The whole brewery. It's in the front third of the garage. The back bit is a utility room. I put the partition up.

The actual brewery bit. It has two 70quart Igloo coolers, a 75L Brupaks boiler with 2x3kW elements and two pumps. Currently it I haven't built the RIMs bit so today's was just a test of the core bits.
Anyway today's recipe was a light pale ale. Here's the recipe.
20L of SG 1.035, 29 IBU, 4 SRM
Lager Malt 2.72kg
Caramalt 230g
Melanoidin Malt 80g
Mash at 65 for an hour
Amarillo (9%) 15g all of boil
Amarillo (9%) 15g last 15 mins
Amarillo (9%) 10g at turn off.
Boil 1 hr. ferment with safale-04.
I really like Amarillo by Crouch vale brewery so this was an attempt at a light version of it.
The Brew Day
First crush the grain using my new mill. It's a barley crusher that I got from the states. Quite reasonable price including shipping and worked a treat.

The mash tun is fitted with a manifold and a recirculation thingy. I plan on batch sparging.

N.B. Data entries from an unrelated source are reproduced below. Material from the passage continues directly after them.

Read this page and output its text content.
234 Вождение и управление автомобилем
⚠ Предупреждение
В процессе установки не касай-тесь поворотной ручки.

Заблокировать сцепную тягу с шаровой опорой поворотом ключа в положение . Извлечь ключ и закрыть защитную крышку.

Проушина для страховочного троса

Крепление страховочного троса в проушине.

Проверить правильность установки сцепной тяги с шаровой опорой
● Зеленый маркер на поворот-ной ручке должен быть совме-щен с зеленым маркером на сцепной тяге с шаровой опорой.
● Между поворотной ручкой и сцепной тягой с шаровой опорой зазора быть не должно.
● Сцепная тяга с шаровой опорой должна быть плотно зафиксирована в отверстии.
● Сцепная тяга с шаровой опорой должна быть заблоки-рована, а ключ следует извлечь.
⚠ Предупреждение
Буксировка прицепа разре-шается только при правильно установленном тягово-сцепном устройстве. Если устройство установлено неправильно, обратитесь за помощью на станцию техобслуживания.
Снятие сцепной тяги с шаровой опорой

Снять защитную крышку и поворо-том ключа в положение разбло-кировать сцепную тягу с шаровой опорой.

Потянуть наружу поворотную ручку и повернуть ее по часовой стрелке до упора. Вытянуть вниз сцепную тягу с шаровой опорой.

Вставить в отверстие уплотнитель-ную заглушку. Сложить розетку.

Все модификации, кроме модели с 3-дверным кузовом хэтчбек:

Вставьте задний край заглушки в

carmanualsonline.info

I loaded the grain into the tun dry and then pumped the water through the manifold (underletting). This worked great - no lumps. Sadly however the strike water was too cool (75C) and the mash temp ended up at 60-62C and I never really got it any higher even by adding boiling water. In future I should heat the strike to 80C. This beer will probs be a bit drier than I was intending.
The batch spage was uneventful and the boil was on the go. The two elements made short work of getting to the boil and got the 24-ish litres to boiling in about 15 minutes. Once at the boil I turned off one of the elements.

It looks a long way to the bottom....
I used an immersion chiller to cool the beer which worked OK but most of the coils were out of the wort as the chiller is designed for much more wort.
The beer was pumped into the fermenter and pitched with Safale S-04. I got about 1.033 which was a bit low but I ended up with about 2 liters more wort than I intended so the efficency was about what I expected 75%-ish.
Lessons learnt
1. If the mash tun and the grain are both very cold then you need to increase the strike temperature to about 80C.
2. Or build that RIMS!!!
3. The kettle losses after pumping out the wort are about 1-2 liters. This is quite a lot on a 20L beer - brew more beer!